Do lado do MpD, a deputada Isa Costa assegurou que, desde 2016, a gestão dos Fundos passou a pautar-se pela transparência, com delimitação clara das responsabilidades entre Governo, Municípios e Associações Comunitárias. Acusou ainda diversos deputados do PAICV de conflito de interesses, alegando que pelo menos 10 teriam dirigido associações comunitárias beneficiadas por financiamentos avultados, nomeadamente: 20 mil contos para a Associação de Achada Santo António; 8 mil contos para Achada Grande Trás; mais de 20 mil contos para a Associação Nha Duquesa; e idêntico montante para a Associação Lantuna.

Isa Costa denunciou igualmente a transferência de cerca de 50 mil contos, em 5 de fevereiro de 2011, para a Associação de Ribeira Barca, no interior do concelho de Santa Catarina de Santiago, no dia anterior às eleições legislativas de 6 de fevereiro de 2011. Segundo a deputada, o então presidente da associação recusou a devolução do montante, embora não tenha esclarecido o destino da verba. “Os recursos dos Fundos do Ambiente e do Turismo foram desviados para campanhas eleitorais”, declarou Isa Costa, reafirmando que “não é possível comparar as duas gestões”.

O debate prosseguiu com sucessivas intervenções e interpelações cruzadas, destacando-se ainda as participações dos deputados António Monteiro (UCID), Rosa Rocha (PAICV), Isa Costa (MpD) e Julião Varela (PAICV), num clima de acentuada polarização.

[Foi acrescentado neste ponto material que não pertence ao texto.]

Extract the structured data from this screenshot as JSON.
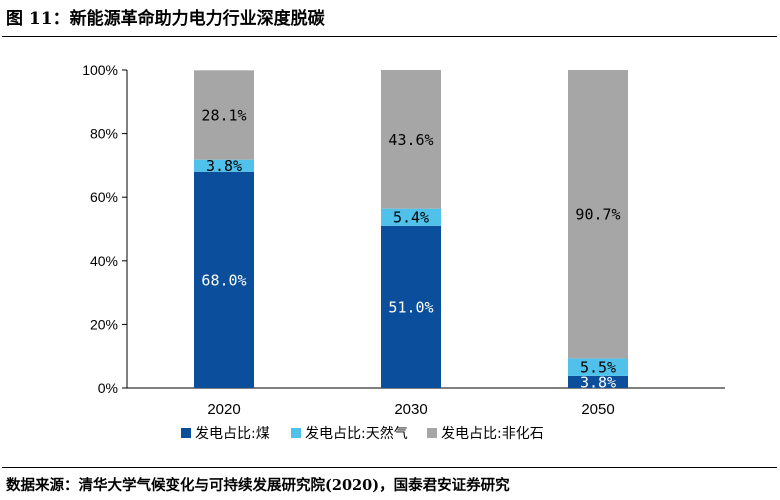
{
  "figure": {
    "title": "图 11：新能源革命助力电力行业深度脱碳",
    "source": "数据来源：清华大学气候变化与可持续发展研究院(2020)，国泰君安证券研究"
  },
  "chart_data": {
    "type": "bar",
    "stacked": true,
    "categories": [
      "2020",
      "2030",
      "2050"
    ],
    "series": [
      {
        "name": "发电占比:煤",
        "values": [
          68.0,
          51.0,
          3.8
        ],
        "labels": [
          "68.0%",
          "51.0%",
          "3.8%"
        ],
        "color": "#0b4f9c",
        "label_color": "#ffffff"
      },
      {
        "name": "发电占比:天然气",
        "values": [
          3.8,
          5.4,
          5.5
        ],
        "labels": [
          "3.8%",
          "5.4%",
          "5.5%"
        ],
        "color": "#4fc1ea",
        "label_color": "#000000"
      },
      {
        "name": "发电占比:非化石",
        "values": [
          28.1,
          43.6,
          90.7
        ],
        "labels": [
          "28.1%",
          "43.6%",
          "90.7%"
        ],
        "color": "#a6a6a6",
        "label_color": "#000000"
      }
    ],
    "yticks": [
      "0%",
      "20%",
      "40%",
      "60%",
      "80%",
      "100%"
    ],
    "ylim": [
      0,
      100
    ],
    "grid": false,
    "legend": "bottom"
  }
}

A sessão revelou, uma vez mais, a centralidade da transparência, da equidade na distribuição de recursos e do reforço do Poder Local como eixos essenciais do escrutínio parlamentar em torno dos Fundos de Sustentabilidade Social para o Turismo e do Fundo do Ambiente — instrumentos cruciais para o desenvolvimento sustentável das comunidades cabo-verdianas.